McMurphy sticks a big hand down in front of Billy, and Billy can’t do a thing but shake it. “Well, buddy,” he says to Billy, “I’m truly glad you’re next in luh-line for the job, but since I’m thinking about taking over this whole show myself, lock, stock, and barrel, maybe I better talk with the top man.” He looks round to where some of the Acutes have stopped their card-playing, covers one of his hands with the other, and cracks all his knuckles at the sight. “I figure, you see, buddy, to be sort of the gambling baron on this ward, deal a wicked game of blackjack. So you better take me to your leader and we’ll get it straightened out who’s gonna be boss around here.”
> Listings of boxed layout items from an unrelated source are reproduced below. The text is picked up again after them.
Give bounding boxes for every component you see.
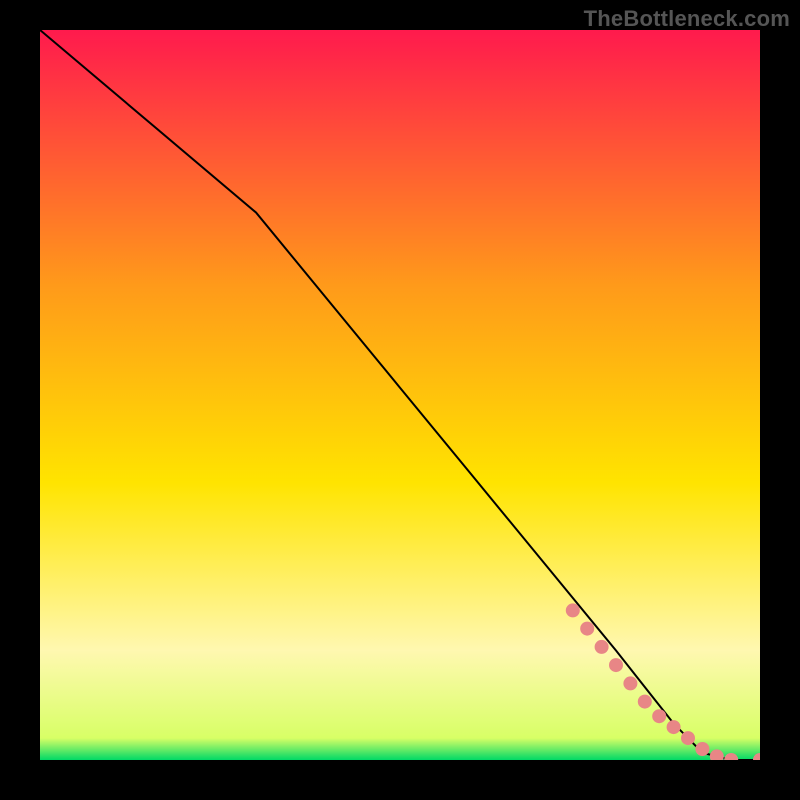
- plot-area: [40, 30, 760, 760]
- marker-point: [595, 640, 609, 654]
- marker-point: [681, 731, 695, 745]
- attribution-label: TheBottleneck.com: [584, 6, 790, 32]
- chart-frame: TheBottleneck.com: [0, 0, 800, 800]
- marker-point: [638, 695, 652, 709]
- marker-point: [566, 603, 580, 617]
- marker-point: [695, 742, 709, 756]
- marker-point: [652, 709, 666, 723]
- gradient-background: [40, 30, 760, 760]
- marker-point: [580, 622, 594, 636]
- marker-point: [667, 720, 681, 734]
- chart-svg: [40, 30, 760, 760]
- marker-point: [609, 658, 623, 672]
- marker-point: [623, 676, 637, 690]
Nobody’s sure if this barrel-chested man with the scar and the wild grin is play-acting or if he’s crazy enough to be just like he talks, or both, but they are all beginning to get a big kick out of going along with him. They watch as he puts that big red hand on Billy’s thin arm, waiting to see what Billy will say. Billy sees how it’s up to him to break the silence, so he looks around and picks out one of the pinochle-players: “Handing,” Billy says, “I guess it would b-b-be you. You’re p-president of Pay-Pay-Patient’s Council. This m-man wants to talk to you.”

The Acutes are grinning now, not so uneasy any more, and glad that something out of the ordinary’s going on. They all razz Harding, ask him if he’s bull goose loony. He lays down his cards.

Harding is a flat, nervous man with a face that sometimes makes you think you seen him in the movies, like it’s a face too pretty to just be a guy on the street. He’s got wide, thin shoulders and he curves them in around his chest when he’s trying to hide inside himself. He’s got hands so long and white and dainty I think they carved each other out of soap, and sometimes they get loose and glide around in front of him free as two white birds until he notices them and traps them between his knees; it bothers him that he’s got pretty hands.